Hayat felsefem

Hayat felsefem

Akademik bilgi verme kaygısı olmadan sadece düşüncelerimi yazacağım. Konu ile ilgiliyim ama ne denirse, konu benimle ilgili değil. Felsefe yaptığımı düşünüyorum ama felsefeci değilim yani. Kurduğum bu cümleye dönüp bakmak istemiyorum. Anlayan anlamıştır. Mantık hataları var gibi geldi çünkü. Felsefe yapılır mı veya felsefenin düşünmeden farkı nedir, var mı cevabımız? Hayrolsun! Sokaktaki vatandaş olduğumu kabul

SEDAT İLHAN 11 Ekim 2022 SEDAT İLHAN

Akademik bilgi verme kaygısı olmadan sadece düşüncelerimi yazacağım. Konu ile ilgiliyim ama ne denirse, konu benimle ilgili değil. Felsefe yaptığımı düşünüyorum ama felsefeci değilim yani. Kurduğum bu cümleye dönüp bakmak istemiyorum. Anlayan anlamıştır. Mantık hataları var gibi geldi çünkü. Felsefe yapılır mı veya felsefenin düşünmeden farkı nedir, var mı cevabımız? Hayrolsun! Sokaktaki vatandaş olduğumu kabul etmenin rahatlığı ile devam ediyorum.

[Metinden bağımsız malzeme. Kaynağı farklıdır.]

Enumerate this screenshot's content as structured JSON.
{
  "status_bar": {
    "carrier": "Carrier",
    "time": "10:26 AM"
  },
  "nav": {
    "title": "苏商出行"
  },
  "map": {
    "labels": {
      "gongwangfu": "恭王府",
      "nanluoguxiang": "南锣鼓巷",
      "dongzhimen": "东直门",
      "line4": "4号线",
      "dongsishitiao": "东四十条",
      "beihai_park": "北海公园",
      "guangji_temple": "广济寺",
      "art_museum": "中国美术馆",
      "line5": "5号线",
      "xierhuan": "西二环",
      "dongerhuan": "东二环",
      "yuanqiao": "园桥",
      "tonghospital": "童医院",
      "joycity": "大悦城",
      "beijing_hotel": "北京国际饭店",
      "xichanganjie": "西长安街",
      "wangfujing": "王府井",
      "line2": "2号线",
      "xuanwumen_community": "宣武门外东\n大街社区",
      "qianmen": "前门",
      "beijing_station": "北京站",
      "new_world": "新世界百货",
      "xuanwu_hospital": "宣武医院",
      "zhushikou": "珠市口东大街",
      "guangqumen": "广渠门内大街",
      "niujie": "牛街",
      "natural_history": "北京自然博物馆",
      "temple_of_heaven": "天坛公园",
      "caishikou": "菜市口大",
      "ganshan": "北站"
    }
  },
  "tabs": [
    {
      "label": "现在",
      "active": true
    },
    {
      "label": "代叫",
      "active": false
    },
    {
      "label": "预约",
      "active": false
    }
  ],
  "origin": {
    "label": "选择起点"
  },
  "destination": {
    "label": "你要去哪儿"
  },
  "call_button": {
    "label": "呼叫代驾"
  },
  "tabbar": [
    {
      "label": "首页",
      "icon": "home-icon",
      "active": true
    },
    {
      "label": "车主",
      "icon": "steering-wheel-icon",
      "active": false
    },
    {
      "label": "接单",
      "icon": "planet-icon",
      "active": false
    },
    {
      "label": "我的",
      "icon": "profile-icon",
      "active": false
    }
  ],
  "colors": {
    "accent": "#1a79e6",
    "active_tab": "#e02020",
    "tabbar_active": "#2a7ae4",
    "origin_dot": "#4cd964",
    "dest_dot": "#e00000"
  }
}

Genel anlamda konu ile ilgili bazı videolar izledim, kitaplar okudum. Sosyal medyadan bazı felsefecileri tanıdım. Kendi adıma sorularıma cevaplar aradığım için her şeyi irdelediğimden felsefeci olduğum da söylenebilir. Tabii ki felsefe çok geniş bir alan. Çok fazlaca akım var. Ancak modern felsefenin geldiği noktada ben felsefeci olamam. Çünkü cevap aramak felsefenin konusu olmadığı söylenir. Çünkü felsefe sanki elitlerin işi gibi bir anlayıştır yansıtılan. Anlaşılmamaktır marifet, sanki. İlginç!

Matematikçiye sorularınızı sorabilirsiniz, fizikçiye, biyologa, kimyacıya sorabilirsiniz. Eğer gerçekten ilim aşkı var ise teşekkür ederler. Çünkü sorular yeni bilgiler, araştırmalar için en değerli kaynaklardır. Sorumuz olmaz ise neyi araştırabiliriz ki…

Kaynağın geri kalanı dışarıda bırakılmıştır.